The Trans-Pacific Partnership (TPP) agreement that will shape 40 percent of the world's trade is also at risk. The TPP, led by U.S. President Barack Obama last February and excluding China, has brought the U.S. the power to lead the trade in the Asia-Pacific region. However, severe criticism came up in relation to the deal pushing small enterprises and farmers out of the economy. Trump explicitly and clearly defined the TPP as a disaster and stated that they will withdraw from the agreement if he is elected as president.
China at counterattack
With the possibility of Trump also calling off this agreement, China's visits to the countries party to the deal has intensified.

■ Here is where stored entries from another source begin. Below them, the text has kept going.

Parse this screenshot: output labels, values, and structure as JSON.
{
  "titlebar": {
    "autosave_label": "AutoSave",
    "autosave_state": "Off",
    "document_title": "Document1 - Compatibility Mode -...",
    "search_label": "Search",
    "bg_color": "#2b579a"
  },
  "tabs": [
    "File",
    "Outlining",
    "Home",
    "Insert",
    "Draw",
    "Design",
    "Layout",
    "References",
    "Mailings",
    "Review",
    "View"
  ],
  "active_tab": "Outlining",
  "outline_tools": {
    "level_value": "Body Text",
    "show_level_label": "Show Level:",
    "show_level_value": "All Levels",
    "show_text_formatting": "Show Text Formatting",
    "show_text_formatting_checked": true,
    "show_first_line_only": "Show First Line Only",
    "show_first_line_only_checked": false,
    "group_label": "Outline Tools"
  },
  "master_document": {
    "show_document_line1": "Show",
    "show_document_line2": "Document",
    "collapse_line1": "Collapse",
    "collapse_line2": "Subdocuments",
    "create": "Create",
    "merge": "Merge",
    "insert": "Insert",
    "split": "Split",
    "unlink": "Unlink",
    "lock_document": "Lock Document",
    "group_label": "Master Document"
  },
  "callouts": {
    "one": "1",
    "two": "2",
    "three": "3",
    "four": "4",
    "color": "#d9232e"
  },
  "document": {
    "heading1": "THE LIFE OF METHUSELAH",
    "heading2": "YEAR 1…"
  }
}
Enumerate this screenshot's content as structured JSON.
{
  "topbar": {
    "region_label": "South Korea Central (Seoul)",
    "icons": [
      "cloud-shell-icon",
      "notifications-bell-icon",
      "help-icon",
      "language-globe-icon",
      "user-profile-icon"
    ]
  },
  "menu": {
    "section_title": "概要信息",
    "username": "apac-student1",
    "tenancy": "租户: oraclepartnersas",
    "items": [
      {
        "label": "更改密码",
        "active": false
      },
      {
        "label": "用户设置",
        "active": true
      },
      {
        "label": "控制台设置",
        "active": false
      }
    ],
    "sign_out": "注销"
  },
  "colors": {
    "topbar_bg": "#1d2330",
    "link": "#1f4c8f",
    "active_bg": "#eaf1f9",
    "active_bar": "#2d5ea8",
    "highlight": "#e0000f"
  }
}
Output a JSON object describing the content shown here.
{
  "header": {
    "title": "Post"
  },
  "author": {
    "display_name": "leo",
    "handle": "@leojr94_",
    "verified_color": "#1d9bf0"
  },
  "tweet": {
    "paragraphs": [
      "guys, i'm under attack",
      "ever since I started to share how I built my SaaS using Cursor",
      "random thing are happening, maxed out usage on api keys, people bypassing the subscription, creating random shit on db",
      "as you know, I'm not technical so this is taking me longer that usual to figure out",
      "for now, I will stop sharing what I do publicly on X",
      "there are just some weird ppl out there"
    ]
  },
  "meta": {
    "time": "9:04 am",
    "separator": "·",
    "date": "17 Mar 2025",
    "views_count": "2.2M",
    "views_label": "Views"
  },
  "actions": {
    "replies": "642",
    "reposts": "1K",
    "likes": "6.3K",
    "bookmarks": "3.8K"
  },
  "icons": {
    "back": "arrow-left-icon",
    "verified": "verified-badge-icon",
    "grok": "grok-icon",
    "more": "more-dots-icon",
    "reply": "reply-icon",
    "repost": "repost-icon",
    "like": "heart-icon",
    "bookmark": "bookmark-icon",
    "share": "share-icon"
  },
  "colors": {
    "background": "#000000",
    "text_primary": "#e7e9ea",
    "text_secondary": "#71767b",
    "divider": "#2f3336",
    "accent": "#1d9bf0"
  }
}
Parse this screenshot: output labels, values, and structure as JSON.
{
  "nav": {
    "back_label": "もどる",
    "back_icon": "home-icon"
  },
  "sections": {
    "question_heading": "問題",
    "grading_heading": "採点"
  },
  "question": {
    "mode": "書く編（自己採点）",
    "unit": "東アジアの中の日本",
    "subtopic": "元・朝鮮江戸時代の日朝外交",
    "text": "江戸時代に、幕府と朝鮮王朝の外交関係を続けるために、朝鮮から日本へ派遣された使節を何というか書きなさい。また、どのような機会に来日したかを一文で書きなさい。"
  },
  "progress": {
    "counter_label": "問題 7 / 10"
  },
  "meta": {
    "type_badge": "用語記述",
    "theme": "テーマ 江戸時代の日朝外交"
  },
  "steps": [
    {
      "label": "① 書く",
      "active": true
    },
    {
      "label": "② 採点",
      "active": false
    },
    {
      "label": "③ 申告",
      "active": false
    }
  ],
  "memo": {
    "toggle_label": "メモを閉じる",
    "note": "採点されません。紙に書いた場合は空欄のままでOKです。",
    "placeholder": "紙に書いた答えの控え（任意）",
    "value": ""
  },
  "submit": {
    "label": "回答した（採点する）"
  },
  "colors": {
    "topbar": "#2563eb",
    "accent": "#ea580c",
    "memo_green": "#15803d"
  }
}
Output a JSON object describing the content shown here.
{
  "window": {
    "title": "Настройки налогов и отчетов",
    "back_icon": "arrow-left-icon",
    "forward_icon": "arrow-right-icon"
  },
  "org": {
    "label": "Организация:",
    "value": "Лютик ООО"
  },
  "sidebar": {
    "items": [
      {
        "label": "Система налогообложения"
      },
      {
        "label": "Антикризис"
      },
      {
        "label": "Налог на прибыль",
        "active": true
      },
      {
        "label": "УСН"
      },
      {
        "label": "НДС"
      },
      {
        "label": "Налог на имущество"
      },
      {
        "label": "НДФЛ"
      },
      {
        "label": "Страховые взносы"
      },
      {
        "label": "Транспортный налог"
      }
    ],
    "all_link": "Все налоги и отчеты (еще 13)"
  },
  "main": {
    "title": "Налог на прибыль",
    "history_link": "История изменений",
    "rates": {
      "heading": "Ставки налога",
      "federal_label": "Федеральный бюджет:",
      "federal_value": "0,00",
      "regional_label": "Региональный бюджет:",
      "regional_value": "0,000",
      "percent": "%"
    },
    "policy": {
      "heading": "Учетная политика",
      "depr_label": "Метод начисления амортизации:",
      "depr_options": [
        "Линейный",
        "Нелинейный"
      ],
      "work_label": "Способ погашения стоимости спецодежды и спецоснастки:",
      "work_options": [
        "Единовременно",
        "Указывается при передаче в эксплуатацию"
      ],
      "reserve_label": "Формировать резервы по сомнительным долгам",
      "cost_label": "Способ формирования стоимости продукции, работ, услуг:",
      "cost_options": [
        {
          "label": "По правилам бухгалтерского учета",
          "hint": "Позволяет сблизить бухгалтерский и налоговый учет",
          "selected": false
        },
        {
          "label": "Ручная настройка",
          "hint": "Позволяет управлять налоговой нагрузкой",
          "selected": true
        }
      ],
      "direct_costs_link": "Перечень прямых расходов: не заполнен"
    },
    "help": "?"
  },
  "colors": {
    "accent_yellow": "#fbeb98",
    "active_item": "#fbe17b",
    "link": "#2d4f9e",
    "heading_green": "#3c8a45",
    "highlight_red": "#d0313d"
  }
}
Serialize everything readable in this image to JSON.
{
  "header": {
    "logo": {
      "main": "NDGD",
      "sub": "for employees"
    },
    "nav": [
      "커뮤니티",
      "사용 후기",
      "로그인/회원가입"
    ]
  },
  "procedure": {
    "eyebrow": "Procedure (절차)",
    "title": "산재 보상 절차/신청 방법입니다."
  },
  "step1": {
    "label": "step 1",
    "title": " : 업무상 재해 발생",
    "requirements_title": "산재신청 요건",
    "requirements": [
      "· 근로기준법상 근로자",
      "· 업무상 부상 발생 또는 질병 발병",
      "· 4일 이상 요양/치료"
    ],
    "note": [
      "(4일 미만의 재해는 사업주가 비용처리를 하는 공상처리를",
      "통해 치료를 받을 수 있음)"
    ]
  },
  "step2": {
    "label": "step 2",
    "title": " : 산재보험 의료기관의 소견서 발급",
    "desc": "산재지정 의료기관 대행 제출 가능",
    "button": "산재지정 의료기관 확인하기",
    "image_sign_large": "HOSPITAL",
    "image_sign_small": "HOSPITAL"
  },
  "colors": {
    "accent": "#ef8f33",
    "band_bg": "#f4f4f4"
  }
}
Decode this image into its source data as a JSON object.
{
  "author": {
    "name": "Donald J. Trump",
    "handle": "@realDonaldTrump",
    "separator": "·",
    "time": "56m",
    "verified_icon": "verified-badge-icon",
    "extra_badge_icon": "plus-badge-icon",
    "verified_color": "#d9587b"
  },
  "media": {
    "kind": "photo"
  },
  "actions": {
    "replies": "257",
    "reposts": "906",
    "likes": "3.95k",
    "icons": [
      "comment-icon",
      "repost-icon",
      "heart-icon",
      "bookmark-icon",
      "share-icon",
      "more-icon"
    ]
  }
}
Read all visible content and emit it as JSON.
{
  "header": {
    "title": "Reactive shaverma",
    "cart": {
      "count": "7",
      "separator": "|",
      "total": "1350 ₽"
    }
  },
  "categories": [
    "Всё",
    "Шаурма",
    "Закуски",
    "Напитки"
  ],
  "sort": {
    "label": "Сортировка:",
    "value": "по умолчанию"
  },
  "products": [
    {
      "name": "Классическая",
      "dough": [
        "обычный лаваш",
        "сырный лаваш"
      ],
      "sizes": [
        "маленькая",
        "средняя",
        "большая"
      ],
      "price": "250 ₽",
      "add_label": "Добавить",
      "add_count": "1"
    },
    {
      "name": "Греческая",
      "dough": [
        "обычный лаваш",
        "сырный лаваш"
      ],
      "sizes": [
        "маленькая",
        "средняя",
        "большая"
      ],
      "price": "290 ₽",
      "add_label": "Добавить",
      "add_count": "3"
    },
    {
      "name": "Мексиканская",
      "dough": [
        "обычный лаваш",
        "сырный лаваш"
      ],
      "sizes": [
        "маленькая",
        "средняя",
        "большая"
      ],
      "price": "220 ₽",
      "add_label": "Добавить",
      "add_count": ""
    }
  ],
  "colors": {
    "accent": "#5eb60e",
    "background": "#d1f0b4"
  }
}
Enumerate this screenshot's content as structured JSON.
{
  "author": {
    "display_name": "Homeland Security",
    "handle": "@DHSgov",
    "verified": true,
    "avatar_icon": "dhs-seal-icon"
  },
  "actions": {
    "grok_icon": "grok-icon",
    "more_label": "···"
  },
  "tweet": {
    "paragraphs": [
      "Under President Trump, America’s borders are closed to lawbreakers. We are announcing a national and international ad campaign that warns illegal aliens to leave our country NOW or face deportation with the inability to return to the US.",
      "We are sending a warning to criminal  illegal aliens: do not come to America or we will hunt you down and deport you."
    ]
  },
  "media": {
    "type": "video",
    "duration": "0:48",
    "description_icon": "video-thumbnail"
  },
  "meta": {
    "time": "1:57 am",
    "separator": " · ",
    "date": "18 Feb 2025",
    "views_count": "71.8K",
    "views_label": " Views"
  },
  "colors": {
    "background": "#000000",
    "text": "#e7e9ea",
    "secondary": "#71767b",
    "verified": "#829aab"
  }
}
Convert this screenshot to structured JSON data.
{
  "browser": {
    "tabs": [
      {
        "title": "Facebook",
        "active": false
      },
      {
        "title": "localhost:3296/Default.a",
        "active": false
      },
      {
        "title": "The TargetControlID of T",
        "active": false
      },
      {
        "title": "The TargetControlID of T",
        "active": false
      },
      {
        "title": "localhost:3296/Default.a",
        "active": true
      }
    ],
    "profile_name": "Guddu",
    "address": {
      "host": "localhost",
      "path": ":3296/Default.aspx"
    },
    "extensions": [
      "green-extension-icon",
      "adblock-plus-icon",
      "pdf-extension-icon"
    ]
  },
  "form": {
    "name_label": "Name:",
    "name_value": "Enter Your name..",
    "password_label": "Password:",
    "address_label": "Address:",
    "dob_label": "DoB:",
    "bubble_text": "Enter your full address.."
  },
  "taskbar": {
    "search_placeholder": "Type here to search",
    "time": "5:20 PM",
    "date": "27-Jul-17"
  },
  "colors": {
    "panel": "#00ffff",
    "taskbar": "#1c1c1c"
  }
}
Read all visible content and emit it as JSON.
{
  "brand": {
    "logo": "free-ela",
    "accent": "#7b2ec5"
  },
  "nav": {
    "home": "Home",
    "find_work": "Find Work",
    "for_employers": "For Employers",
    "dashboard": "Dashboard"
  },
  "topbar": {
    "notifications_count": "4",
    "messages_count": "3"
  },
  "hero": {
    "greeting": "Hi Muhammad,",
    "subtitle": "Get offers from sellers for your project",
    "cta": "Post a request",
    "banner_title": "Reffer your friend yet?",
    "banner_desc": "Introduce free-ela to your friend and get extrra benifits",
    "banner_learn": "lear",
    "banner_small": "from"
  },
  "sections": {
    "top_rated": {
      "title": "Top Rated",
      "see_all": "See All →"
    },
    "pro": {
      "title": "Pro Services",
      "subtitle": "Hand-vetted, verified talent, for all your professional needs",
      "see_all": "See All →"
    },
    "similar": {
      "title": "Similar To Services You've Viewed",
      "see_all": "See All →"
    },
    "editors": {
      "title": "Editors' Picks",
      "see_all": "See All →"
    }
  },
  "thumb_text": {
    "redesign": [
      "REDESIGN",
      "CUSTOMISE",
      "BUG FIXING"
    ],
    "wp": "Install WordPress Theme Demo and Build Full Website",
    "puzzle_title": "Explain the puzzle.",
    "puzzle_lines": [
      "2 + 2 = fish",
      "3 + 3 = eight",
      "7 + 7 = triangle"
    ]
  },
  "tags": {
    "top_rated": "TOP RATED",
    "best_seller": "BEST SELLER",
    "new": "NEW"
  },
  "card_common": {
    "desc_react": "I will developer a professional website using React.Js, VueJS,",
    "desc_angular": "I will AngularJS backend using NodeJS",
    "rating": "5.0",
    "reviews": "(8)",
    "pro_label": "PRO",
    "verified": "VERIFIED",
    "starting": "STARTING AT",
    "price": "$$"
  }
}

China's President Xi Jinping will seek support for his country's initiative at the Asia-Pacific Economic Cooperation Summit in Peru on Nov. 19-20. China's Deputy Minister of Foreign Affairs Li Baodong has explained President Jinping's efforts by pointing to the necessity of a new and very practical course of action to meet the expectations of the industry sector, to sustain the acceleration China has taken up, and to create a free trade area within the Asia-Pacific region.
Economists remind people that China wants to set up entities, such as the Free Trade Area of the Asia-Pacific (FTAAP) and the Regional Comprehensive Economic Partnership (RCEP) as an alternative to the TPP. Jinping will visit Chile, a party to the TPP, the agreement whose faith is hanging by a thread, after Peru. Attention is drawn to the fact that the U.S.'s average customs duties will reach its highest level for the first time since World War II by rising from 1.5 percent to 13 percent with Trump's protectionist shield increasing the import duty on goods imported from Mexico and China to 35 percent and 45 percent, respectively.
About the author
Kerem Alkin is an economist, professor at Istanbul Medipol University. He currently serves as the Turkish Permanent Representative to the Organisation for Economic Co-operation and Development (OECD).